EFFECTIVE DATE: 7/3/86
Whether the contributions for support by the father of an unborn child commensurate with the needs of the unborn child at the time of the father's death establish support of the child in order to entitle the child to survivor's benefits as a deemed child, even though the contributions to the child or the child's mother were not regular and substantial. Further, whether the Secretary in determining if the worker was "contributing to the support" of the unborn child, must consider such contributions in relation to the worker's economic circumstances.
Section 216(h)(3)(C)(ii) of the Social Security Act (42 U.S.C. 416(h)(3)(C)(ii); 20 C.F.R. 404.366(a)(2); Social Security Ruling 68-22
NINTH (ALASKA, ARIZONA, CALIFORNIA, GUAM, HAWAII IDAHO, MONTANA, NEVADA, NORTHERN MARIANA ISLANDS, OREGON, WASHINGTON)
Doran v. Schweiker, 681 F.2d 605 (9th Cir. 1982)
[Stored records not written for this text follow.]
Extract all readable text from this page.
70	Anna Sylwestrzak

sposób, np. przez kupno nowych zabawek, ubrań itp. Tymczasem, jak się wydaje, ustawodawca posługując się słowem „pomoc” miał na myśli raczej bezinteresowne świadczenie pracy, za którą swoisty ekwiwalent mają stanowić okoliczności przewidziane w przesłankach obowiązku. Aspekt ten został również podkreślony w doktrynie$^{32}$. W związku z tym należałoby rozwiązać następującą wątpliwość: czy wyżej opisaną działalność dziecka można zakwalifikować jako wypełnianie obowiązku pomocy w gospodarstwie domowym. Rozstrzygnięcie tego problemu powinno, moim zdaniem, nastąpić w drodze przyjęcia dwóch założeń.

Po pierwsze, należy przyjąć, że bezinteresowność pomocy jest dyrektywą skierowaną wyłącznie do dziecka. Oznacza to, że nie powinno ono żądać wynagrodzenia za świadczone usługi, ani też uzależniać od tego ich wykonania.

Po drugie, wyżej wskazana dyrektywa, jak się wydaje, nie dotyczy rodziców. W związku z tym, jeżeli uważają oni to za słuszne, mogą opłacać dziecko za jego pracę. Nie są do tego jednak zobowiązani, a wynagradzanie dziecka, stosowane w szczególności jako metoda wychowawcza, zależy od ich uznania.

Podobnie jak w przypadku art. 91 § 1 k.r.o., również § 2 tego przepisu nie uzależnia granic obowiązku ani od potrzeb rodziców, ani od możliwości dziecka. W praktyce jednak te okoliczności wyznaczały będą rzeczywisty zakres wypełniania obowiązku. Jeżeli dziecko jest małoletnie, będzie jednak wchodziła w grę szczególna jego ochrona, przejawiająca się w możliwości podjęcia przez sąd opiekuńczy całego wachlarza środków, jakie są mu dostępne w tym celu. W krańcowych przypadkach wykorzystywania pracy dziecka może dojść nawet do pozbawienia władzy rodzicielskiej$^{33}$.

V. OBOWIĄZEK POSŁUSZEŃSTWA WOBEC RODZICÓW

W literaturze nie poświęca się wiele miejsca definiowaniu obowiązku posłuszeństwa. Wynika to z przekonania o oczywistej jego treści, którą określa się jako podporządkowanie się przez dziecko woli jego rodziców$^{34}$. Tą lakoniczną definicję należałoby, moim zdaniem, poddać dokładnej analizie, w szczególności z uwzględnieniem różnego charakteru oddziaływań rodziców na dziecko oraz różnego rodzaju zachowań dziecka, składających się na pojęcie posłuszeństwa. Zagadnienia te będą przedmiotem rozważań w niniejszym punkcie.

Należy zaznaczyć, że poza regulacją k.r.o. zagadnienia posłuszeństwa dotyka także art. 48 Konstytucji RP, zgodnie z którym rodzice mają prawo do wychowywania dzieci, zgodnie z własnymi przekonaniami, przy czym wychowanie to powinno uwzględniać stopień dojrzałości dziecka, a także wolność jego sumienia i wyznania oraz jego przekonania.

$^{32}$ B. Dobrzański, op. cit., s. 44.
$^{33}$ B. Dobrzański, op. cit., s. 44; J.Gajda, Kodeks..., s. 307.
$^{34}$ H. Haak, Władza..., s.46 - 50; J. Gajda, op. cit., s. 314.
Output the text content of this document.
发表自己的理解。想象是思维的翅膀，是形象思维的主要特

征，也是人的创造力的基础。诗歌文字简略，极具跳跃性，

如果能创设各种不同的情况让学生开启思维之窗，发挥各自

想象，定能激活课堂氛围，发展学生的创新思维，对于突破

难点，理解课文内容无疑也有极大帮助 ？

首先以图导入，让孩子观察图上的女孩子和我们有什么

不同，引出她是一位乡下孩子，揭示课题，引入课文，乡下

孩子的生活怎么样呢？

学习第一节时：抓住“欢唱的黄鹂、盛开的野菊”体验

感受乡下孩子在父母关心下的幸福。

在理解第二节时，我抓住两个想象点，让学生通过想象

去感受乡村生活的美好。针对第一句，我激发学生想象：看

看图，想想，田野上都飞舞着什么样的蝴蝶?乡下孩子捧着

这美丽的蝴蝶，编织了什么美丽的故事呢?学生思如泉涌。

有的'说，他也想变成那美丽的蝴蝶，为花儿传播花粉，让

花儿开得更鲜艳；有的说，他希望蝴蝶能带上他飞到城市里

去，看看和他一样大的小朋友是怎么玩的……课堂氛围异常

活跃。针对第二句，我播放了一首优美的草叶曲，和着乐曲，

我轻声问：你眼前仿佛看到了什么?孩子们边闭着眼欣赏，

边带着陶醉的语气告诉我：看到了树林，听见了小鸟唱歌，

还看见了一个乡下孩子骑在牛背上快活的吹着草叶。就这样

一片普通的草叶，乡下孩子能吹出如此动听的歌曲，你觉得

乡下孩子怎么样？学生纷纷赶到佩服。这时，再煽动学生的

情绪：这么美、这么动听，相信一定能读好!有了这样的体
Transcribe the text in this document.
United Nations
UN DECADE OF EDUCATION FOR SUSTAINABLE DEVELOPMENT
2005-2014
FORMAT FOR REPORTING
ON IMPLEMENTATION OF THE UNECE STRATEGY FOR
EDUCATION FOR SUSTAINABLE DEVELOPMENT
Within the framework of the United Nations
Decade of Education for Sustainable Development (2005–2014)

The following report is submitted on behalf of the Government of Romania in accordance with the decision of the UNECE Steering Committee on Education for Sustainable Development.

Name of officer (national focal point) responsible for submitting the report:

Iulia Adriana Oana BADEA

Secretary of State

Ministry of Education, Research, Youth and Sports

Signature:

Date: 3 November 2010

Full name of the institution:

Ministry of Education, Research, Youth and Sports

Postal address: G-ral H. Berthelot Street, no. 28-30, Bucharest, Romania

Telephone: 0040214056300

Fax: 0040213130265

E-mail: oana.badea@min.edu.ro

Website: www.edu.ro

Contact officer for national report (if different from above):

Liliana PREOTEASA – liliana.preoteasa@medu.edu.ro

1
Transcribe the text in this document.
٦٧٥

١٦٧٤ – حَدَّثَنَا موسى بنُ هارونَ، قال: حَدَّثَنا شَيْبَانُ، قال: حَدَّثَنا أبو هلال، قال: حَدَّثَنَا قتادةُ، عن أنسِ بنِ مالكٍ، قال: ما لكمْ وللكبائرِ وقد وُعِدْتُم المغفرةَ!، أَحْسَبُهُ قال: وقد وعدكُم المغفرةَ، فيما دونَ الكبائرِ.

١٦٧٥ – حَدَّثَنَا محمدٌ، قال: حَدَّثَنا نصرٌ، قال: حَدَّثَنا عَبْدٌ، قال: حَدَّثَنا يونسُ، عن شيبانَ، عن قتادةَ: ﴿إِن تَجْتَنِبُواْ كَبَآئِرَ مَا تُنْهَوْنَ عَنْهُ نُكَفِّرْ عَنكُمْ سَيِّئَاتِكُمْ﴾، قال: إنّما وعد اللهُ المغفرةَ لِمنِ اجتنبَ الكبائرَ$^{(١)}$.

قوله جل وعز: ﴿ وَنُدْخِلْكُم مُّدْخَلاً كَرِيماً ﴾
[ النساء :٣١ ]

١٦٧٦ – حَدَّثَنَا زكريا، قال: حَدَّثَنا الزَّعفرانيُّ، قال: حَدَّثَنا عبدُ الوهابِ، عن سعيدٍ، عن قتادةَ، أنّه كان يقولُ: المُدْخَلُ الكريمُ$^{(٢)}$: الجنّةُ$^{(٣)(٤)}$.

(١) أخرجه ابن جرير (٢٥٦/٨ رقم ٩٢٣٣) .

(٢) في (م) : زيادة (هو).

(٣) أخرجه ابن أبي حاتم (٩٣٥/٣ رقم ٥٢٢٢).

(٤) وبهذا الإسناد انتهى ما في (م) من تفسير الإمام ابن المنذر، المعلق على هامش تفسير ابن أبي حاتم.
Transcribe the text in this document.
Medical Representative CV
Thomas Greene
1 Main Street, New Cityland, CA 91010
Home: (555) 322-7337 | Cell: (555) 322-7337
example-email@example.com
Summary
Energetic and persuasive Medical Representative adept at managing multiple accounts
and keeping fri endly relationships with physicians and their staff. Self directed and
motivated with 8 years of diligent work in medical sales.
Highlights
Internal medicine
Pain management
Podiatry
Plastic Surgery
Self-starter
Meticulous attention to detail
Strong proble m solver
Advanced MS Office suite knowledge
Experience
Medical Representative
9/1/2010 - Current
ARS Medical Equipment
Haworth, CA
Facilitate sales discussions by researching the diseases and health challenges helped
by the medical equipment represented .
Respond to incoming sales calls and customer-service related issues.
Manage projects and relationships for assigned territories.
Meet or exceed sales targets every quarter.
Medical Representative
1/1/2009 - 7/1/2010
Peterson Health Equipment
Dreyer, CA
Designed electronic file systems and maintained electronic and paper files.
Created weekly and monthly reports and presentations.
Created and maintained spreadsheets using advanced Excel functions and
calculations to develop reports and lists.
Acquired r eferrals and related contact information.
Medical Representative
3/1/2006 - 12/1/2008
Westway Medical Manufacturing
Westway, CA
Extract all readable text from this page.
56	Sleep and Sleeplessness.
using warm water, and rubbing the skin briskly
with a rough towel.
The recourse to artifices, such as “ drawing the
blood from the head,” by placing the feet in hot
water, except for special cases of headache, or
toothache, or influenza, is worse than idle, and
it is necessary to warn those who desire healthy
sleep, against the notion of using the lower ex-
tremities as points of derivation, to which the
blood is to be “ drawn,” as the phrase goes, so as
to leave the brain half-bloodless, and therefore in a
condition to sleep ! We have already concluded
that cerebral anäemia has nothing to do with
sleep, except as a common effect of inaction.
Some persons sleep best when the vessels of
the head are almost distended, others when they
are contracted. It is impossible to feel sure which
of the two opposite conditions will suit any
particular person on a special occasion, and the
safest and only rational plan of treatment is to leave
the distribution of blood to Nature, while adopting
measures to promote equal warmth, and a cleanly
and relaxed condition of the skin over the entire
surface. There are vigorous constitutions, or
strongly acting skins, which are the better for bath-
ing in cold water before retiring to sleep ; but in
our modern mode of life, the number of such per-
Kyle Doran is the illegitimate child of Doris Clark and Kim Mace. Mr. Mace and Ms. Clark began living together in December 1969. In early January 1970, after Ms. Clark discovered that she was pregnant, Mr. Mace publicly acknowledged his paternity. At the end of January, after a disagreement, Ms. Clark moved out to a cabin on a ranch, where she was provided free lodging, and, in return for taking care of a child, free meals. During the time they lived together, Mr. Mace and Ms. Clark were both unemployed. Each contributed to the rent and food from other funds. After Ms. Clark left, Mr. Mace took a job. He did not contribute money to her support, but at her request, he made three or four trips moving her to the cabin, and hurried out to repair her roof during a rainstorm. He killed himself March 16, 1970 when Ms. Clark was three months pregnant. Kyle Doran was born October 3, 1970.
In 1974, Kyle Doran's application for child's insurance benefits on the earnings record of Kim Mace was denied by an Administrative Law Judge (ALJ) who found Doran ineligible for benefits because at the time of Mr. Mace's death he was not living with or contributing to Doran's support: Section 216(h)(3)(C)(ii). Doran appealed to the District Court for the Northern District of California which remanded the case to the Secretary for reconsideration in light of the Second Circuit's decision in Adams v. Weinberger, 521 F.2d 656 (2nd Cir. 1975). On remand, the ALJ again found Doran ineligible. The District Court affirmed the ALJ's decision. Claimant appealed to the United States Court of Appeals for the Ninth Circuit which reversed the District Court.
The Court of Appeals following Adams held that the proper test for determining whether the father was "contributing to the support" of his illegitimate posthumous child is whether the parent's support was commensurate with the needs of the unborn child at the time of the father's death. The court further held that the economic circumstances of the worker must be taken into account when making such a determination. The court concluded that based on the record Mr. Mace had contributed support according to his ability and the needs of the three-month-old fetus. Thus the test was met.
According to the Social Security Administration's (SSA's) regulations implementing section 216(h)(3)(C)(ii) of the Social Security Act (20 C.F.R. 404.366(a)), "contributions for support" of the claimant must be made regularly and must be substantial. To be substantial, contributions must be large enough to meet an important part of the ordinary living costs of the claimant. A consistent pattern of contributions is sufficient to show regularity. Under SSR 68-22, and SSA's operating instructions, the "living with" or "contributing to support" requirements are established for the posthumous child of a worker if the worker was living with, or contributing to the support of, the child's mother at the time of the worker's death.
The court in Doran held that the proper test for contributions is whether the father's support was commensurate with the needs of the unborn child at the time of the father's death. The court opined that the Secretary must take into account the economic circumstances of the child's father in determining whether, at death, he was contributing to the claimant's support.
This ruling applies only to cases involving an applicant for child's benefits as a deemed child under Section 216(h)(3)(c)(ii) of the Social Security Act who resides in Alaska, Arizona, California, Guam, Hawaii, Idaho, Montana, Nevada, Northern Mariana Islands, Oregon or Washington at the time of the determination or decision at any level of administrative review, i.e., initial, reconsideration, administrative law judge hearing or Appeals Council review and who was born after the worker died.
Such an applicant will be deemed to be the worker's child when satisfactory evidence establishes that the worker is the father of the child and the worker's contributions to his unborn child were commensurate with the needs of the unborn child at the time of the worker's death, even though those contributions were not regular and substantial. The economic circumstances of the worker (i.e., ability to contribute) will also be taken into account in determining whether the worker was contributing to the claimant's support.
Date of Publication
 Adams held that the test of support by a father of his illegitimate posthumous child is whether the support that was provided was commensurate with the needs of the unborn child at the time of the father's death.